To further determine the modulating effect of IL-33/ST2 signaling on the NMDARs, the effect of the intrathecal injection of rIL-33 (90 ng) on the expression of NR1 in naive mice was observed. The real-time PCR and Western blot results revealed that at 3 h after the intrathecal injection of rIL-33, the spinal NR1 mRNA (one-way ANOVA, F4,15 = 4.386, P = 0.027) and protein (one-way ANOVA, F3,16 = 4.498, P = 0.032) expression was up-regulated in naive mice, and these changes was returned to the normal levels by 9 or 12 h after rIL-33 injection (fig. 5, D and E). As the same localization with SNI-induced up-regulated NR1, immunofluorescence staining revealed that spinal NR1 was mainly expressed in neurons after rIL-33 injection (fig. 5F). MK-801, a noncompetitive NMDAR antagonist, was coadministered with rIL-33 into the naive mice.
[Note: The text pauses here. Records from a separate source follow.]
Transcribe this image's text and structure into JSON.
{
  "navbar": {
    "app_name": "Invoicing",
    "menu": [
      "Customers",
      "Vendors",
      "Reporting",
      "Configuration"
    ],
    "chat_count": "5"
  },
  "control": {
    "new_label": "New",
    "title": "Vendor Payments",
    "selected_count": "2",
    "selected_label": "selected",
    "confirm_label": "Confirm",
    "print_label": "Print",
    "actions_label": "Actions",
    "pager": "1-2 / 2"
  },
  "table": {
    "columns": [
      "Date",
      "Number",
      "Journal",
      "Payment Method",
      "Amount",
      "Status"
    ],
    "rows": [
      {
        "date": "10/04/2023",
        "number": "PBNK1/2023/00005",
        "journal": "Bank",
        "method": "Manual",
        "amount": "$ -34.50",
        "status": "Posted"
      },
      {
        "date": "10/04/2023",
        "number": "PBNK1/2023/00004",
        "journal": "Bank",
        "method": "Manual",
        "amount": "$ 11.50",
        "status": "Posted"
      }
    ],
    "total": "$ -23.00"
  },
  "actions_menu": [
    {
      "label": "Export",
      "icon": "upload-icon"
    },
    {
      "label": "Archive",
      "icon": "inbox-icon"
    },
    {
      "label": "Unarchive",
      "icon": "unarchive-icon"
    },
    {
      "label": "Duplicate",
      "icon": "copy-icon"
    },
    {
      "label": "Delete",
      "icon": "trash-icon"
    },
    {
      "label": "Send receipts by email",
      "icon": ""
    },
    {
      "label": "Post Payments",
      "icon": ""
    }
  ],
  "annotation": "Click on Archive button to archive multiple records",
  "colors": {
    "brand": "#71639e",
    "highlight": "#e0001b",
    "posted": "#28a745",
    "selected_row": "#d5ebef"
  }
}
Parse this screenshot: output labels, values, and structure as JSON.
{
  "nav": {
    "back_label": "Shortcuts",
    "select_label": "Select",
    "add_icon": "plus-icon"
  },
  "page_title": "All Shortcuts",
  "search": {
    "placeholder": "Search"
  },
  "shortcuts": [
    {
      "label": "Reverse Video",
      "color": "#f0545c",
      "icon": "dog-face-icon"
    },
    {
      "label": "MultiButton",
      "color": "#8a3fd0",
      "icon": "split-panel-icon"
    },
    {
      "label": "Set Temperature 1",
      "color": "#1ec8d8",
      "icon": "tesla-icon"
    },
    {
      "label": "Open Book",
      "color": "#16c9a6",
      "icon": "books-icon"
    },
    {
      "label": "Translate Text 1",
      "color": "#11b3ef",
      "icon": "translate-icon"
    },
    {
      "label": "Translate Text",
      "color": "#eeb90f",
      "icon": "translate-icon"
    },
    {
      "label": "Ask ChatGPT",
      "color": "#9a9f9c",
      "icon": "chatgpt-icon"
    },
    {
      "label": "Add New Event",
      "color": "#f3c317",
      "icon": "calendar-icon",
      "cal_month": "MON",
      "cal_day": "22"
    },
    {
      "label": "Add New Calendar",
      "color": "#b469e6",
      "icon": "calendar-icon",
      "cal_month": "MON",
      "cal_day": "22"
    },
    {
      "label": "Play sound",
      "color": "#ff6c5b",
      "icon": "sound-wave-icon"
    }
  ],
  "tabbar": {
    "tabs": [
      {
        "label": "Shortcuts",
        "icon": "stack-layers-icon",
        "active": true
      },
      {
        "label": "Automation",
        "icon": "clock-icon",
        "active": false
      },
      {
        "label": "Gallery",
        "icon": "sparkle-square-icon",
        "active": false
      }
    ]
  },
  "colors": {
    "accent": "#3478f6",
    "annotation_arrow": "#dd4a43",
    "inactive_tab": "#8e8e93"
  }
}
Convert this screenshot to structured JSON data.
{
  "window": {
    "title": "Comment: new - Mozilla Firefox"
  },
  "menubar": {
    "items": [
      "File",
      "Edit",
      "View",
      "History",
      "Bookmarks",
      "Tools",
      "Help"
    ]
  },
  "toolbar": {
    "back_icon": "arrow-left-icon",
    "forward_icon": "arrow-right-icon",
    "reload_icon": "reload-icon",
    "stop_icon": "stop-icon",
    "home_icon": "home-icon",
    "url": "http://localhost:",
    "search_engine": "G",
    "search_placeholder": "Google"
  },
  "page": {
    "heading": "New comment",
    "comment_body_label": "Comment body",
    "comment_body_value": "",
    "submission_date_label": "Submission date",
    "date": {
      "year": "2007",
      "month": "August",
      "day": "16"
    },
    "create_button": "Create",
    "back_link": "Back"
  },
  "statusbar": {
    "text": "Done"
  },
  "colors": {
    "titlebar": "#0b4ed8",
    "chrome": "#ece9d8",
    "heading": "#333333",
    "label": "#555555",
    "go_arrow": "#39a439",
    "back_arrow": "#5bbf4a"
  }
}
MK-801 (500 pmol) nearly completely reversed the rIL-33-induced mechanical (one-way ANOVA, F5,42 = 7.369, P = 0.0069) and cold allodynia (one-way ANOVA, F5,42 = 6.987, P = 0.0028) at 3 h after injection (fig. 5, G and H), which indicates that IL-33 can induce pain hypersensitivity through the up-regulation of the activity of the spinal NMDAR.
Collectively, these data indicate that IL-33/ST2 signaling modulate the up-regulation of spinal NR1 expression in neuropathic pain.
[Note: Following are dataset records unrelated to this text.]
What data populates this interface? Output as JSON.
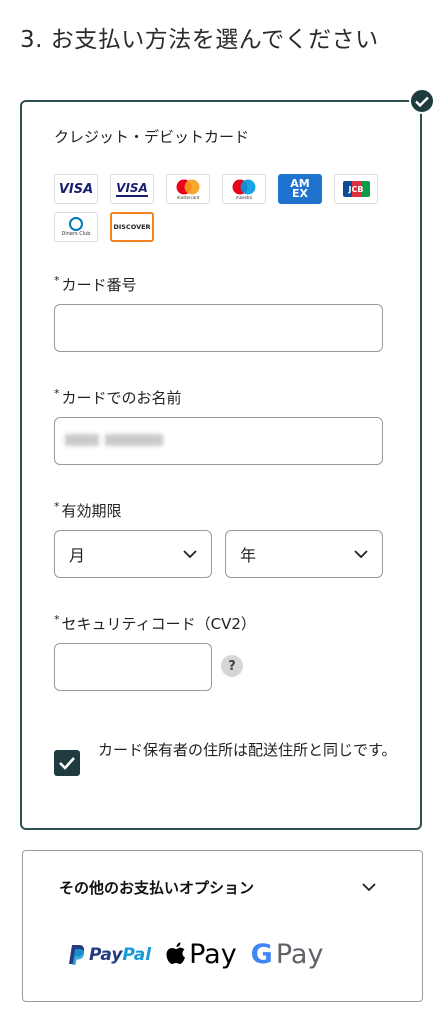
{
  "section_title": "3. お支払い方法を選んでください",
  "card_panel": {
    "method_label": "クレジット・デビットカード",
    "logos": [
      {
        "name": "VISA",
        "text": "VISA"
      },
      {
        "name": "VISA Electron",
        "text": "VISA"
      },
      {
        "name": "Mastercard",
        "text": "mastercard"
      },
      {
        "name": "Maestro",
        "text": "maestro"
      },
      {
        "name": "American Express",
        "text": "AM EX"
      },
      {
        "name": "JCB",
        "text": "JCB"
      },
      {
        "name": "Diners Club",
        "text": "Diners Club"
      },
      {
        "name": "Discover",
        "text": "DISCOVER"
      }
    ],
    "required_mark": "*",
    "card_number_label": "カード番号",
    "card_name_label": "カードでのお名前",
    "expiry_label": "有効期限",
    "month_value": "月",
    "year_value": "年",
    "cvv_label": "セキュリティコード（CV2）",
    "help_glyph": "?",
    "same_address_text": "カード保有者の住所は配送住所と同じです。",
    "same_address_checked": true
  },
  "other_options": {
    "title": "その他のお支払いオプション",
    "paypal": {
      "pay": "Pay",
      "pal": "Pal"
    },
    "apple_pay": "Pay",
    "google_pay": {
      "g": "G",
      "pay": "Pay"
    }
  },
  "colors": {
    "accent": "#1f3b40",
    "border": "#2f4f55",
    "paypal_dark": "#253b80",
    "paypal_light": "#179bd7"
  }
}
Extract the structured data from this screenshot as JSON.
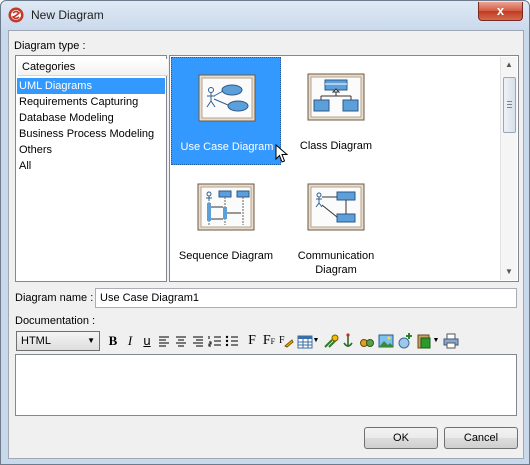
{
  "window": {
    "title": "New Diagram",
    "close_glyph": "x"
  },
  "diagram_type_label": "Diagram type :",
  "categories": {
    "header": "Categories",
    "items": [
      {
        "label": "UML Diagrams",
        "selected": true
      },
      {
        "label": "Requirements Capturing",
        "selected": false
      },
      {
        "label": "Database Modeling",
        "selected": false
      },
      {
        "label": "Business Process Modeling",
        "selected": false
      },
      {
        "label": "Others",
        "selected": false
      },
      {
        "label": "All",
        "selected": false
      }
    ]
  },
  "diagrams": [
    {
      "name": "Use Case Diagram",
      "selected": true,
      "icon": "use-case-diagram-icon"
    },
    {
      "name": "Class Diagram",
      "selected": false,
      "icon": "class-diagram-icon"
    },
    {
      "name": "Sequence Diagram",
      "selected": false,
      "icon": "sequence-diagram-icon"
    },
    {
      "name": "Communication Diagram",
      "selected": false,
      "icon": "communication-diagram-icon"
    }
  ],
  "diagram_name": {
    "label": "Diagram name :",
    "value": "Use Case Diagram1"
  },
  "documentation": {
    "label": "Documentation :",
    "format": "HTML",
    "toolbar": {
      "bold": "B",
      "italic": "I",
      "underline": "u",
      "font": "F",
      "font_size": "F",
      "font_size_sub": "F"
    },
    "value": ""
  },
  "buttons": {
    "ok": "OK",
    "cancel": "Cancel"
  },
  "colors": {
    "selection": "#3399ff",
    "frame": "#c9d9ec"
  }
}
Involvement of the Spinal Neuronal CaMKII–CREB Cascade in IL-33/ST2 Signaling in Neuropathic Pain
We further examined the cellular mechanisms underlying spinal IL-33/ST2 signaling–mediated neuropathic pain. Due to the primary location of spinal ST2 in neurons and astrocytes after SNI (fig. 4), we first explored the neuronal intracellular cascades that underlie IL-33/ST2 signaling. Previous reports have suggested that activated CaMKII and CREB in spinal neurons contribute to the development of neuropathic pain32,33 and that activated CREB mediates the transcriptional regulation of various genes that encode peptides and proteins, such as NR1.15 As shown in figure 6, A and B, after SNI, the levels of pCaMKII/CaMKII (one-way ANOVA, F3,12 = 9.175, P = 0.0012) and pCREB/CREB (one-way ANOVA, F3,12 = 7.649, P = 0.0024) both peaked on the 7th day and remained at high levels until the final examination on the 14th day, whereas there were no significant changes in the sham-operated mice (one-way ANOVA, pCaMKII/CaMKII: F3,12 = 2.662, P = 0.18; pCREB/CREB, F3,12 = 1.938, P = 0.25). Immunofluorescence staining revealed that the increased pCREB-IR was located in the ipsilateral spinal dorsal horn (fig. 6C, top rows). Furthermore, most of the pCREB-IR was colocalized with NeuN-IR (green, middle rows), which indicated that pCREB was mainly activated in the neurons (fig. 4C).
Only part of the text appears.